For History Buffs

There are numerous heritage buildings, especially along the Thomson Bay foreshore, with WA's oldest and best preserved heritage precinct. The Salt Store, Pilot's Boatshed, and numerous accommodation cottages date from mid-19th century when the island was a prison.

The island became a major base during World War II, protecting the sea lane to Fremantle, and the Oliver Hill 9 1/4-inch guns are still in place. Guided 1-hour tours (gold coin fee) take visitors around them as well as the battery tunnels. You can make your own way there, or take a train. A small train, the Captain Hussey, departs from the station near the Visitor & Information Centre hourly from 11:20am to 1:30pm (the last trip is a train ride only -- no tour). The return train ride plus the gun tour costs A$26 for adults, A$15 children 4 to 12, and A$56 families. Lower prices apply if you take only the train ride.

Volunteer guides run several free 1-hour walking tours.
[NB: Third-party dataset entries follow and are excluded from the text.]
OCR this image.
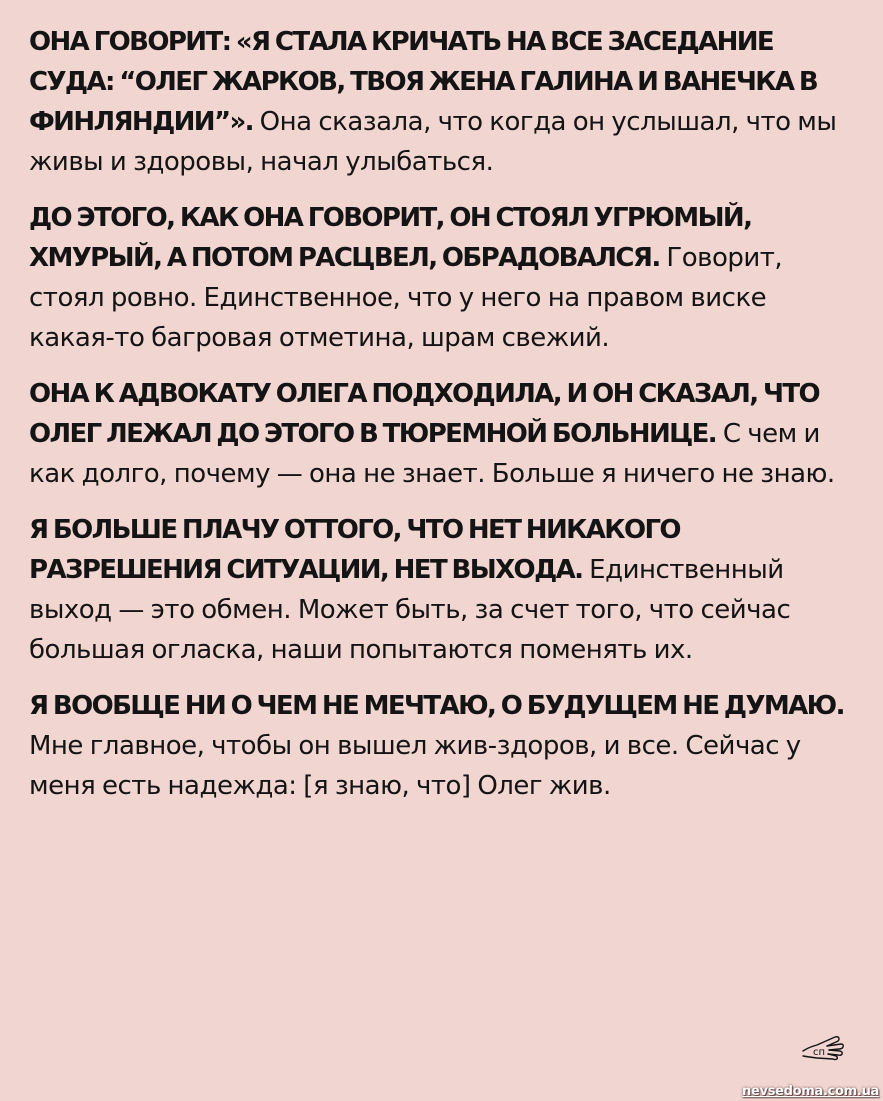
ОНА ГОВОРИТ: «Я СТАЛА КРИЧАТЬ НА ВСЕ ЗАСЕДАНИЕ СУДА: “ОЛЕГ ЖАРКОВ, ТВОЯ ЖЕНА ГАЛИНА И ВАНЕЧКА В ФИНЛЯНДИИ”». Она сказала, что когда он услышал, что мы живы и здоровы, начал улыбаться.

ДО ЭТОГО, КАК ОНА ГОВОРИТ, ОН СТОЯЛ УГРЮМЫЙ, ХМУРЫЙ, А ПОТОМ РАСЦВЕЛ, ОБРАДОВАЛСЯ. Говорит, стоял ровно. Единственное, что у него на правом виске какая-то багровая отметина, шрам свежий.

ОНА К АДВОКАТУ ОЛЕГА ПОДХОДИЛА, И ОН СКАЗАЛ, ЧТО ОЛЕГ ЛЕЖАЛ ДО ЭТОГО В ТЮРЕМНОЙ БОЛЬНИЦЕ. С чем и как долго, почему — она не знает. Больше я ничего не знаю.

Я БОЛЬШЕ ПЛАЧУ ОТТОГО, ЧТО НЕТ НИКАКОГО РАЗРЕШЕНИЯ СИТУАЦИИ, НЕТ ВЫХОДА. Единственный выход — это обмен. Может быть, за счет того, что сейчас большая огласка, наши попытаются поменять их.

Я ВООБЩЕ НИ О ЧЕМ НЕ МЕЧТАЮ, О БУДУЩЕМ НЕ ДУМАЮ. Мне главное, чтобы он вышел жив-здоров, и все. Сейчас у меня есть надежда: [я знаю, что] Олег жив.

сп
nevsedoma.com.ua
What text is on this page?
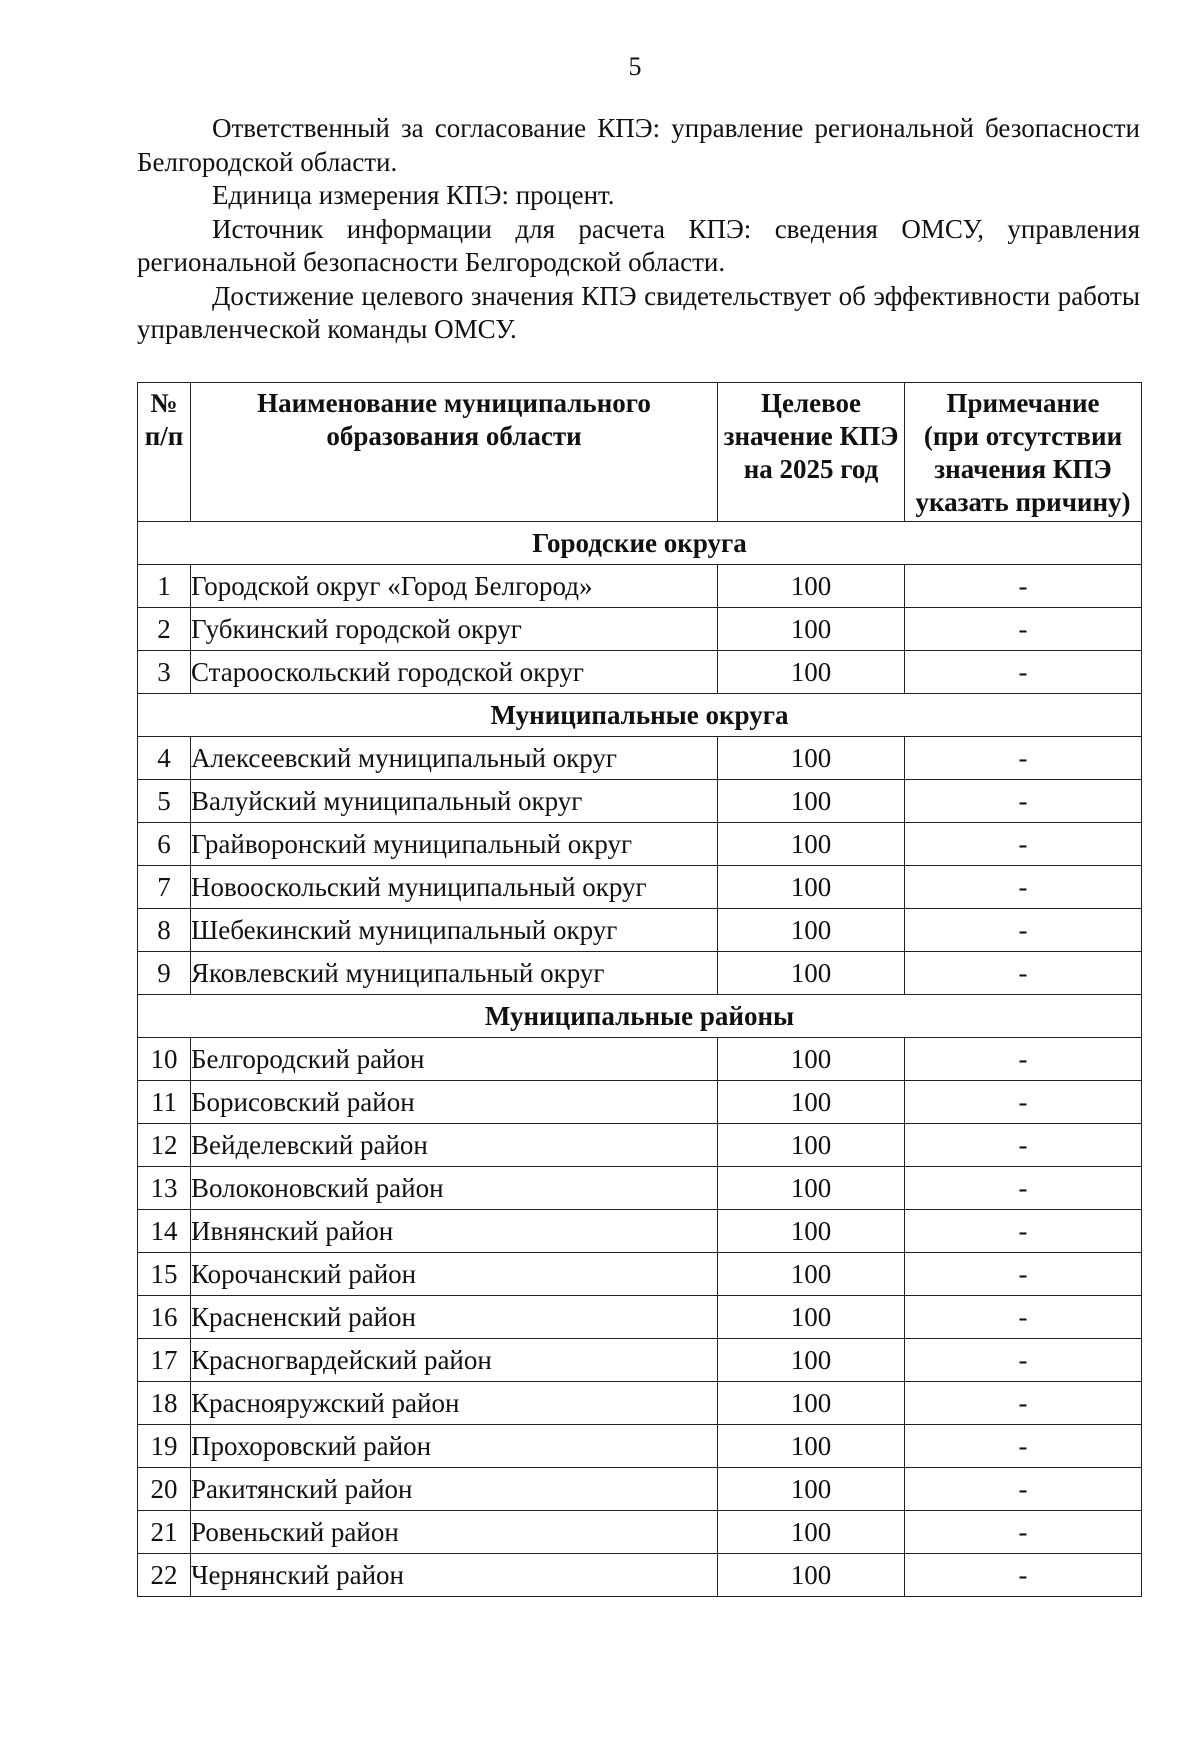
5

Ответственный за согласование КПЭ: управление региональной безопасности Белгородской области.

Единица измерения КПЭ: процент.

Источник информации для расчета КПЭ: сведения ОМСУ, управления региональной безопасности Белгородской области.

Достижение целевого значения КПЭ свидетельствует об эффективности работы управленческой команды ОМСУ.

№ п/п	Наименование муниципального образования области	Целевое значение КПЭ на 2025 год	Примечание
(при отсутствии значения КПЭ указать причину)
Городские округа			
1	Городской округ «Город Белгород»	100	-
2	Губкинский городской округ	100	-
3	Старооскольский городской округ	100	-
Муниципальные округа			
4	Алексеевский муниципальный округ	100	-
5	Валуйский муниципальный округ	100	-
6	Грайворонский муниципальный округ	100	-
7	Новооскольский муниципальный округ	100	-
8	Шебекинский муниципальный округ	100	-
9	Яковлевский муниципальный округ	100	-
Муниципальные районы			
10	Белгородский район	100	-
11	Борисовский район	100	-
12	Вейделевский район	100	-
13	Волоконовский район	100	-
14	Ивнянский район	100	-
15	Корочанский район	100	-
16	Красненский район	100	-
17	Красногвардейский район	100	-
18	Краснояружский район	100	-
19	Прохоровский район	100	-
20	Ракитянский район	100	-
21	Ровеньский район	100	-
22	Чернянский район	100	-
One is a historical tour around Thomson Bay, including the governor's residence, chapel, octagonal prison, and the small museum (tel. 08/9372 9752; open daily 10:45am-3:30pm) Another heritage trail takes you to the memorial commemorating de Vlamingh, the Dutch explorer who named the island Rottenest ("Rat's Nest") in 1696 when he mistook quokkas for (very large) rats. There are also quokka walks, and the "Reefs, Wrecks, and Daring Sailors" tour, which includes a walk to Bathurst lighthouse.

Note: This information was accurate when it was published, but can change without notice. Please be sure to confirm all rates and details directly with the companies in question before planning your trip.